What can we learn about government from this passage today? As Christians, should we continue to live under the kings of this world or should we rather seek to have God be our King (Matt. 6:33)? Is this unrealistic in our modern world? This is what the ecclesias (early churches) did during the hegemony of Imperial Rome. These Christian assemblies, structured along the lines of the Jewish synagogues, were truly self-governed. Other than the apostles and their successors (that were teachers and not rulers), there were no higher level bodies; nor were there any local offices as such. They were governed by the families through their local elected elders (presbyters). These elders were public servants and not rulers in the true sense of the word. Government was in the hands of the participating family heads and it was Christ that governed them, through God’s law. They conformed to God’s authority structure (1 Cor. 11:3) and were a reflection of early Israel when God was their King.

These independent, self-governing ecclesia assemblies abdicated from Roman law by declaring Christ and not Caesar to be their Lord and lawgiver. This was more a political than a religious act. They were persecuted for it but survived and prospered to the extent that, by the third century, the emperor Constantine declared Christianity to be the official religion of Rome. Later on, Justinian revised Roman law to agree closely to God’s law. The body of Christ through faith and obedience to God’s law had conquered the Roman world!

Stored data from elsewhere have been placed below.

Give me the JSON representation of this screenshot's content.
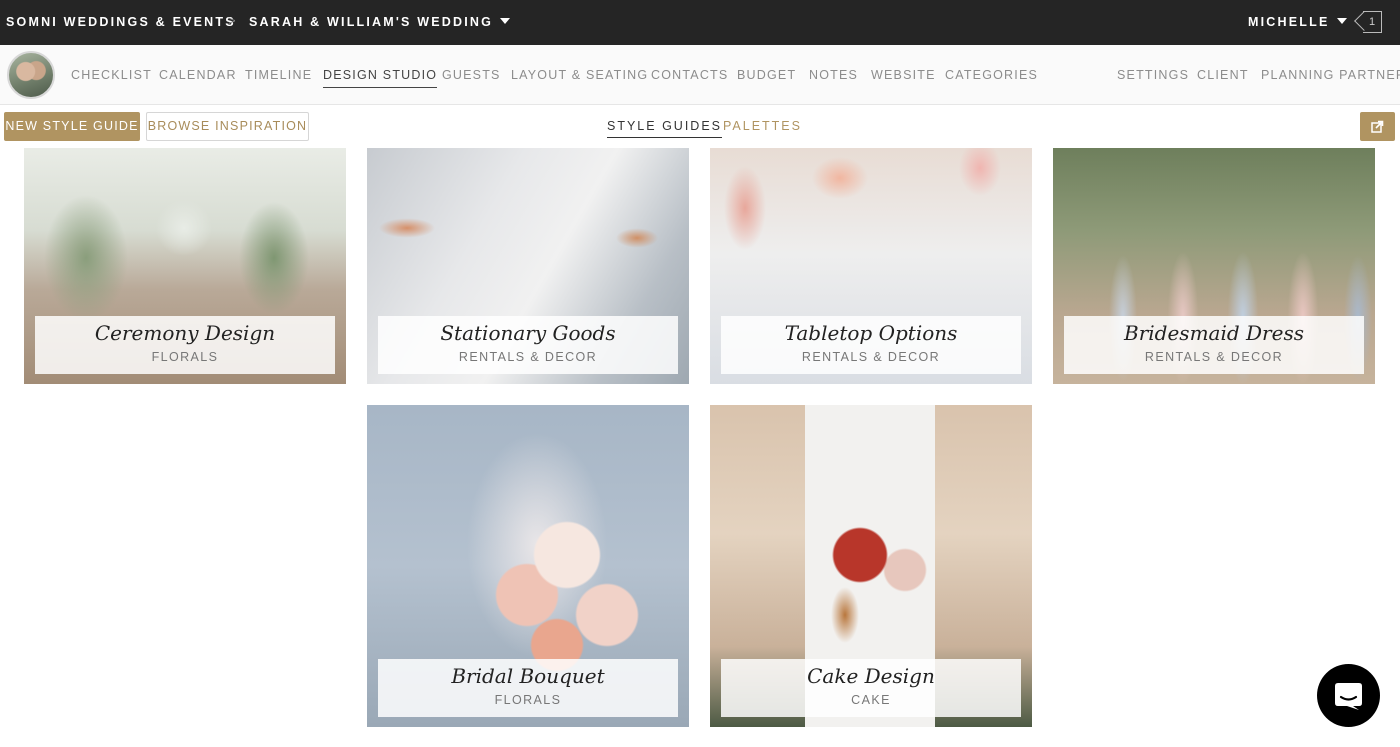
{
  "topbar": {
    "company": "SOMNI WEDDINGS & EVENTS",
    "separator": ">",
    "event": "SARAH & WILLIAM'S WEDDING",
    "user": "MICHELLE",
    "notification_count": "1"
  },
  "nav": {
    "items": [
      "CHECKLIST",
      "CALENDAR",
      "TIMELINE",
      "DESIGN STUDIO",
      "GUESTS",
      "LAYOUT & SEATING",
      "CONTACTS",
      "BUDGET",
      "NOTES",
      "WEBSITE",
      "CATEGORIES"
    ],
    "active": "DESIGN STUDIO",
    "right_items": [
      "SETTINGS",
      "CLIENT",
      "PLANNING PARTNERS"
    ]
  },
  "toolbar": {
    "new_style_guide": "NEW STYLE GUIDE",
    "browse_inspiration": "BROWSE INSPIRATION",
    "tabs": [
      "STYLE GUIDES",
      "PALETTES"
    ],
    "active_tab": "STYLE GUIDES"
  },
  "cards": [
    {
      "title": "Ceremony Design",
      "subtitle": "FLORALS"
    },
    {
      "title": "Stationary Goods",
      "subtitle": "RENTALS & DECOR"
    },
    {
      "title": "Tabletop Options",
      "subtitle": "RENTALS & DECOR"
    },
    {
      "title": "Bridesmaid Dress",
      "subtitle": "RENTALS & DECOR"
    },
    {
      "title": "Bridal Bouquet",
      "subtitle": "FLORALS"
    },
    {
      "title": "Cake Design",
      "subtitle": "CAKE"
    }
  ],
  "colors": {
    "topbar_bg": "#252525",
    "accent_gold": "#b09461",
    "chat_bubble": "#000000"
  },
  "icons": [
    "caret-down-icon",
    "notification-flag-icon",
    "share-icon",
    "chat-icon"
  ]
}
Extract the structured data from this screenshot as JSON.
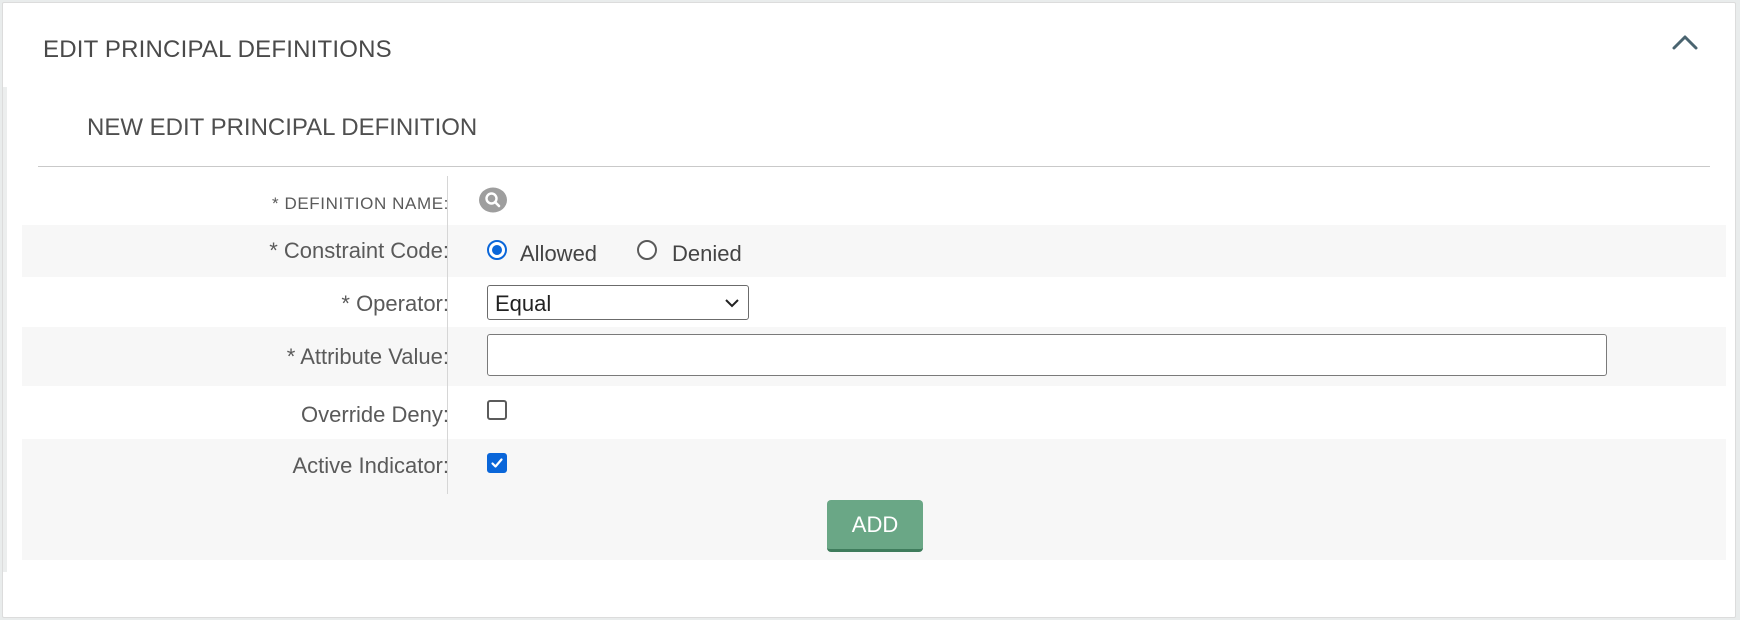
{
  "panel": {
    "title": "EDIT PRINCIPAL DEFINITIONS",
    "collapse_icon": "chevron-up-icon"
  },
  "section": {
    "title": "NEW EDIT PRINCIPAL DEFINITION"
  },
  "form": {
    "definition_name": {
      "label": "* DEFINITION NAME:",
      "icon": "search-icon"
    },
    "constraint_code": {
      "label": "* Constraint Code:",
      "options": [
        {
          "label": "Allowed",
          "selected": true
        },
        {
          "label": "Denied",
          "selected": false
        }
      ]
    },
    "operator": {
      "label": "* Operator:",
      "value": "Equal"
    },
    "attribute_value": {
      "label": "* Attribute Value:",
      "value": "",
      "placeholder": ""
    },
    "override_deny": {
      "label": "Override Deny:",
      "checked": false
    },
    "active_indicator": {
      "label": "Active Indicator:",
      "checked": true
    },
    "add_button": {
      "label": "ADD"
    }
  },
  "colors": {
    "accent_blue": "#0a66d9",
    "add_button_green": "#6aa786",
    "row_shade": "#f7f7f7"
  }
}
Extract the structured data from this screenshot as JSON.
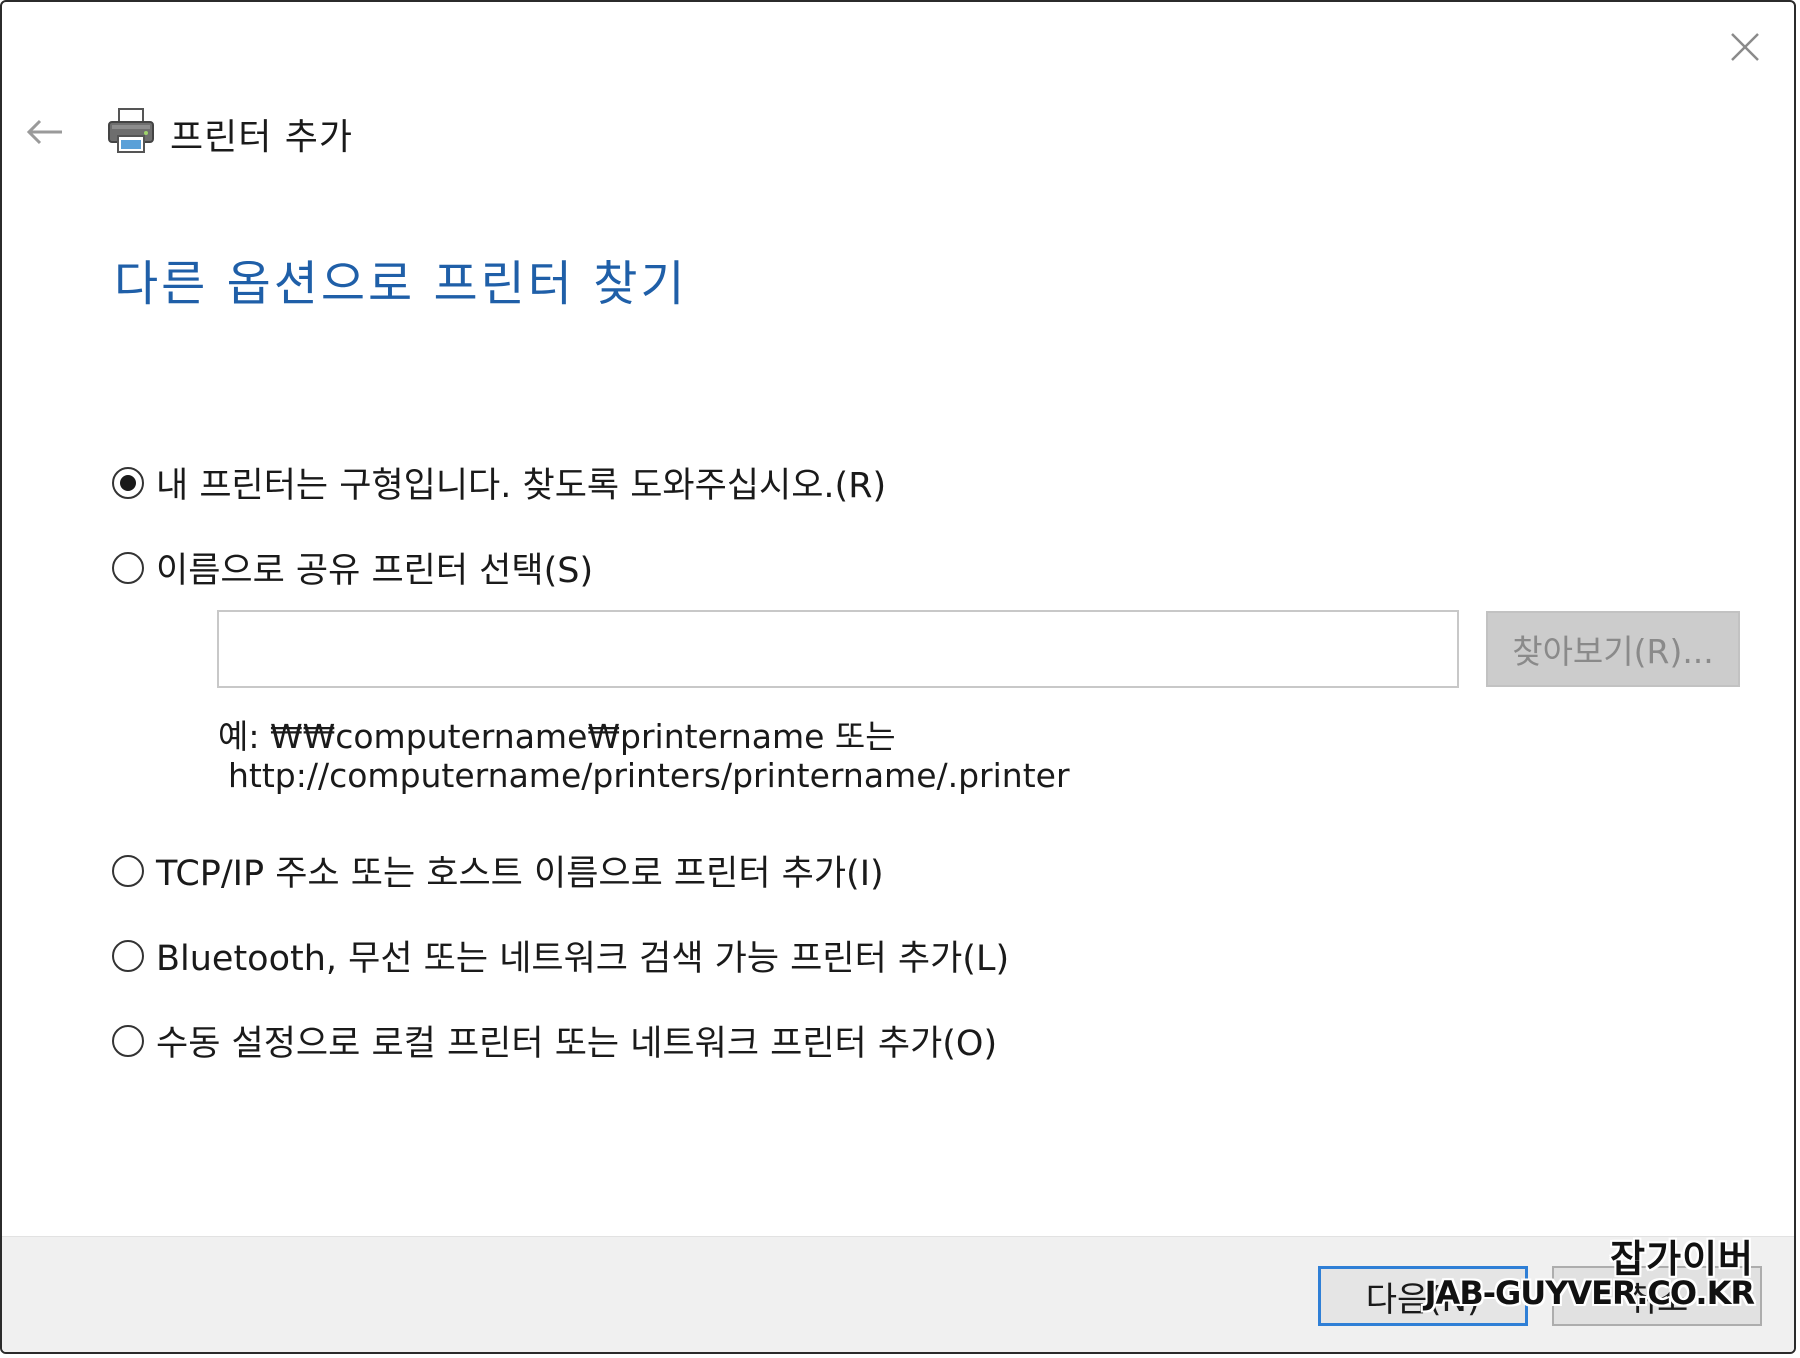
{
  "window": {
    "title": "프린터 추가",
    "close_icon": "close-icon",
    "back_icon": "back-arrow-icon",
    "title_icon": "printer-icon"
  },
  "heading": "다른 옵션으로 프린터 찾기",
  "options": [
    {
      "label": "내 프린터는 구형입니다. 찾도록 도와주십시오.(R)",
      "selected": true
    },
    {
      "label": "이름으로 공유 프린터 선택(S)",
      "selected": false
    },
    {
      "label": "TCP/IP 주소 또는 호스트 이름으로 프린터 추가(I)",
      "selected": false
    },
    {
      "label": "Bluetooth, 무선 또는 네트워크 검색 가능 프린터 추가(L)",
      "selected": false
    },
    {
      "label": "수동 설정으로 로컬 프린터 또는 네트워크 프린터 추가(O)",
      "selected": false
    }
  ],
  "shared_printer": {
    "input_value": "",
    "browse_label": "찾아보기(R)...",
    "example_line1": "예: ₩₩computername₩printername 또는",
    "example_line2": "http://computername/printers/printername/.printer"
  },
  "footer": {
    "next_label": "다음(N)",
    "cancel_label": "취소"
  },
  "watermark": {
    "korean": "잡가이버",
    "english": "JAB-GUYVER.CO.KR"
  },
  "colors": {
    "heading": "#1f5fa8",
    "next_border": "#2f7fd6",
    "footer_bg": "#f0f0f0"
  }
}
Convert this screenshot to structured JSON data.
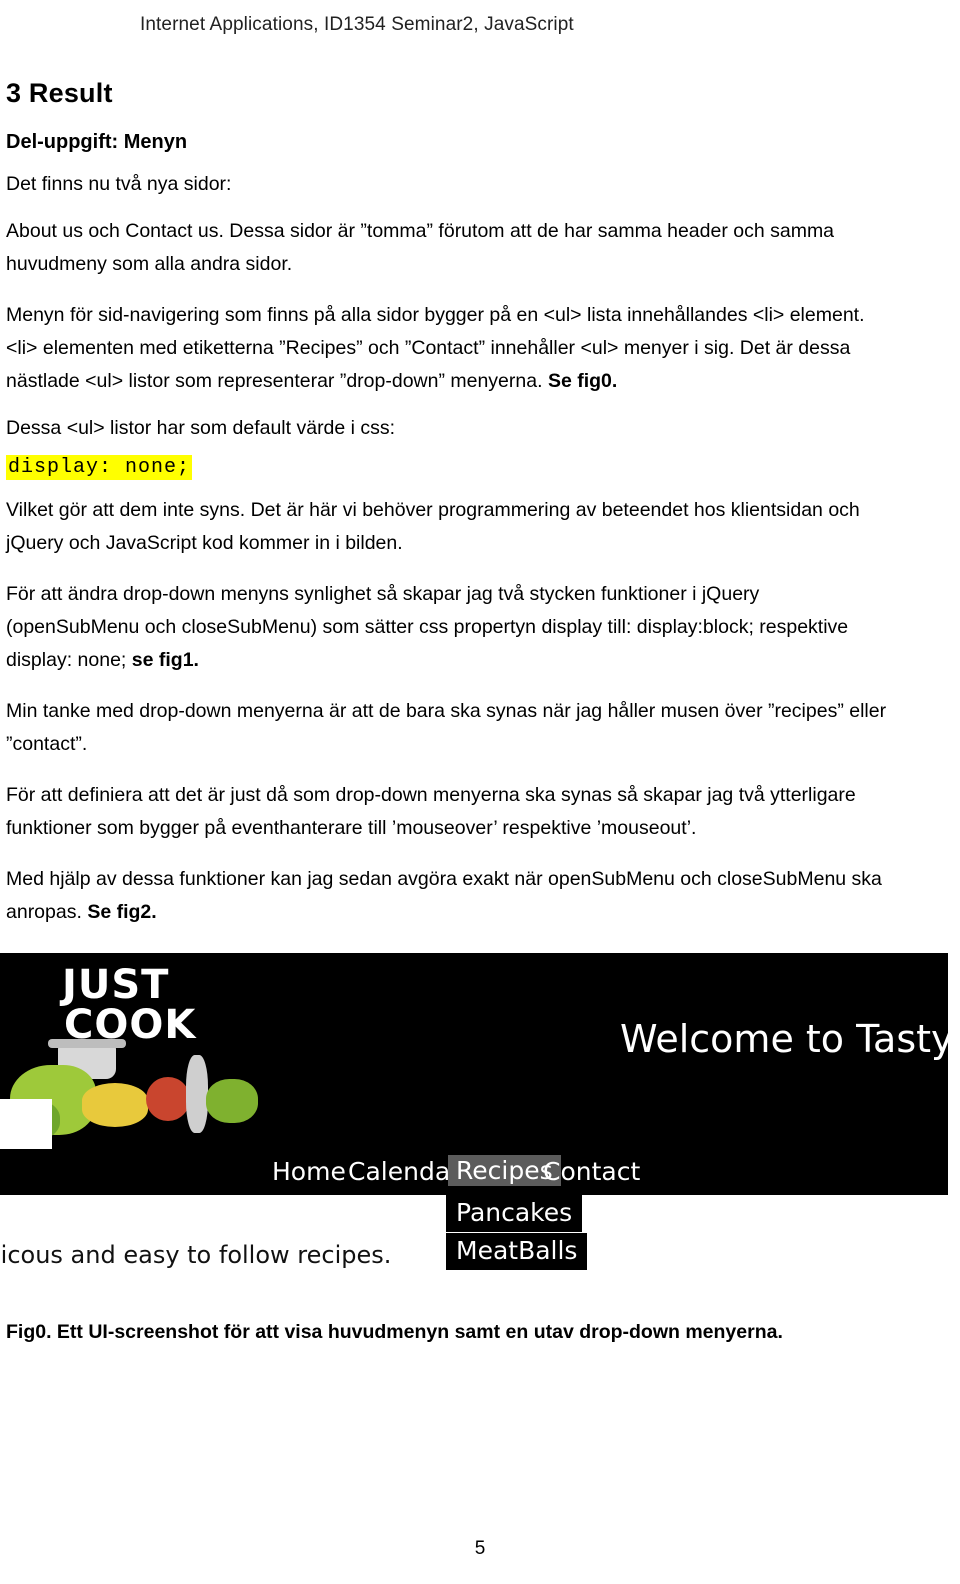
{
  "header": {
    "running_head": "Internet Applications, ID1354 Seminar2, JavaScript"
  },
  "document": {
    "heading1": "3 Result",
    "heading2": "Del-uppgift: Menyn",
    "paragraphs": {
      "p1": "Det finns nu två nya sidor:",
      "p2": "About us och Contact us. Dessa sidor är ”tomma” förutom att de har samma header och samma huvudmeny som alla andra sidor.",
      "p3_a": "Menyn för sid-navigering som finns på alla sidor bygger på en <ul> lista innehållandes <li> element. <li> elementen med etiketterna ”Recipes” och ”Contact” innehåller <ul> menyer i sig. Det är dessa nästlade <ul> listor som representerar ”drop-down” menyerna. ",
      "p3_b": "Se fig0.",
      "p4": "Dessa <ul> listor har som default värde i css:",
      "code": "display: none;",
      "p5": "Vilket gör att dem inte syns. Det är här vi behöver programmering av beteendet hos klientsidan och jQuery och JavaScript kod kommer in i bilden.",
      "p6_a": "För att ändra drop-down menyns synlighet så skapar jag två stycken funktioner i jQuery (openSubMenu och closeSubMenu) som sätter css propertyn display till: display:block; respektive display: none;  ",
      "p6_b": "se fig1.",
      "p7": "Min tanke med drop-down menyerna är att de bara ska synas när jag håller musen över ”recipes” eller ”contact”.",
      "p8": "För att definiera att det är just då som drop-down menyerna ska synas så skapar jag två ytterligare funktioner som bygger på eventhanterare till ’mouseover’ respektive ’mouseout’.",
      "p9_a": "Med hjälp av dessa funktioner kan jag sedan avgöra exakt när openSubMenu och closeSubMenu ska anropas. ",
      "p9_b": "Se fig2."
    },
    "figure": {
      "logo_line1": "JUST",
      "logo_line2": "COOK",
      "welcome_text": "Welcome to TastyR",
      "nav": [
        {
          "label": "Home",
          "active": false
        },
        {
          "label": "Calendar",
          "active": false
        },
        {
          "label": "Recipes",
          "active": true
        },
        {
          "label": "Contact",
          "active": false
        }
      ],
      "submenu": [
        {
          "label": "Pancakes"
        },
        {
          "label": "MeatBalls"
        }
      ],
      "tagline": "licous and easy to follow recipes.",
      "caption": "Fig0. Ett UI-screenshot för att visa huvudmenyn samt en utav drop-down menyerna."
    },
    "page_number": "5"
  }
}
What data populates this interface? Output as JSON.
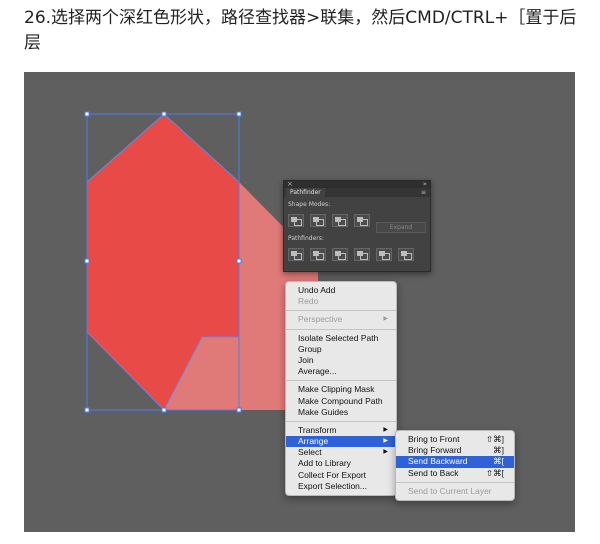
{
  "caption": "26.选择两个深红色形状，路径查找器>联集，然后CMD/CTRL+［置于后层",
  "colors": {
    "canvas": "#5f5f5f",
    "shape_dark": "#e84a47",
    "shape_light": "#e07a78",
    "highlight": "#2f62d6",
    "selection": "#4a7df0"
  },
  "pathfinder": {
    "tab": "Pathfinder",
    "shape_modes_label": "Shape Modes:",
    "pathfinders_label": "Pathfinders:",
    "expand_label": "Expand",
    "close_glyph": "×",
    "collapse_glyph": "»",
    "menu_glyph": "≡"
  },
  "context_menu": {
    "items": [
      {
        "label": "Undo Add"
      },
      {
        "label": "Redo"
      },
      {
        "label": "Perspective"
      },
      {
        "label": "Isolate Selected Path"
      },
      {
        "label": "Group"
      },
      {
        "label": "Join"
      },
      {
        "label": "Average..."
      },
      {
        "label": "Make Clipping Mask"
      },
      {
        "label": "Make Compound Path"
      },
      {
        "label": "Make Guides"
      },
      {
        "label": "Transform"
      },
      {
        "label": "Arrange"
      },
      {
        "label": "Select"
      },
      {
        "label": "Add to Library"
      },
      {
        "label": "Collect For Export"
      },
      {
        "label": "Export Selection..."
      }
    ],
    "submenu_arrow": "▶"
  },
  "arrange_submenu": {
    "items": [
      {
        "label": "Bring to Front",
        "shortcut": "⇧⌘]"
      },
      {
        "label": "Bring Forward",
        "shortcut": "⌘]"
      },
      {
        "label": "Send Backward",
        "shortcut": "⌘["
      },
      {
        "label": "Send to Back",
        "shortcut": "⇧⌘["
      },
      {
        "label": "Send to Current Layer",
        "shortcut": ""
      }
    ]
  }
}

Is this an impossible dream for today? Only if God is no longer sovereign and Christ does not really have “all authority in heaven and earth” (Matt.28:18). What God promised His people of old He promises us today. One day a generation will arise to this challenge and will conquer the world for Christ. Do we just leave it to them or should we start now? There may not be many today that have the faith and dedication to take this step but take heart, God has His seven thousand. It will be enough.